データクレンジングとは|CDPでの意味・データ統合や顧客マスタ整備との関係を解説

データクレンジングとは、重複、表記ゆれ、欠損、誤記、古い情報などを整え、データ品質を高める作業です。CDPやCRMでは、顧客マスタ、購買履歴、受注情報、行動データ、配信反応などを統合して活用します。しかし、元データに重複や誤りがあると、正しい分析や配信ができません。

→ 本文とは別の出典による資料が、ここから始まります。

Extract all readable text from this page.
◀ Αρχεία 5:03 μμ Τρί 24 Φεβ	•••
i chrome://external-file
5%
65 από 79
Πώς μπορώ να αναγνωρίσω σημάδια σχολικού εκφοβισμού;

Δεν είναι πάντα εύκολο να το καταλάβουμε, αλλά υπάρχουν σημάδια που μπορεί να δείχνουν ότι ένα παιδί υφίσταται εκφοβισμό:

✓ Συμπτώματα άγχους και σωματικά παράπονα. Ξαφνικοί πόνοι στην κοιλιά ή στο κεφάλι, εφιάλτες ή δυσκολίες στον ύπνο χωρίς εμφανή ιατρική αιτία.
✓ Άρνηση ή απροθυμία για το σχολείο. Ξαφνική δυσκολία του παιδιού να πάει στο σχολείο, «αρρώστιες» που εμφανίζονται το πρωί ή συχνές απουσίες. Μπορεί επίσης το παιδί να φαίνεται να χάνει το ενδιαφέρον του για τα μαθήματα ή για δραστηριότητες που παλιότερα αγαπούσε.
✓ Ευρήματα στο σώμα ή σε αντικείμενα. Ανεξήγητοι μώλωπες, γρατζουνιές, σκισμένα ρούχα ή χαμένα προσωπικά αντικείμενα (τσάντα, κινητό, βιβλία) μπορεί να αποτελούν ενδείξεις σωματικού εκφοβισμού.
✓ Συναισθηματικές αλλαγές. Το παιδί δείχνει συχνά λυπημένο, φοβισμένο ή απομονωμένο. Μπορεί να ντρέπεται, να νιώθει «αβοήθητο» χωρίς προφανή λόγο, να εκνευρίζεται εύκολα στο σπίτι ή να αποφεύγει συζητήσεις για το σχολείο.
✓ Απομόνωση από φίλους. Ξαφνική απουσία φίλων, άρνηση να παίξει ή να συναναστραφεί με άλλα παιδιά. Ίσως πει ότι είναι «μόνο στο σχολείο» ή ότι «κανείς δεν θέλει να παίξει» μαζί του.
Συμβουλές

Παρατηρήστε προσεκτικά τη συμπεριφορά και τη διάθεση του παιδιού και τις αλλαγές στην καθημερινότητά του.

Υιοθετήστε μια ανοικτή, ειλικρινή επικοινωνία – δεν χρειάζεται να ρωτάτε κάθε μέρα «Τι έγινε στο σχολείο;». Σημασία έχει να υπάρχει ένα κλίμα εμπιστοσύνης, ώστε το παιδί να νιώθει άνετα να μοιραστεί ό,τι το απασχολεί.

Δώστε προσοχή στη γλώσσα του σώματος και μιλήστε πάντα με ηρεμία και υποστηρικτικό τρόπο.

データクレンジングは、データ統合や顧客データ活用の精度を支える重要な工程です。

データクレンジングとは

データクレンジングとは、データに含まれる重複、表記ゆれ、欠損、誤記、古い情報、不正な値などを整理し、データを使いやすい状態に整える作業です。

例えば、同じ顧客が複数のメールアドレスで登録されている、住所の表記が統一されていない、電話番号にハイフンあり・なしが混在している、古い会員情報が残っている、といった状態を修正・整理します。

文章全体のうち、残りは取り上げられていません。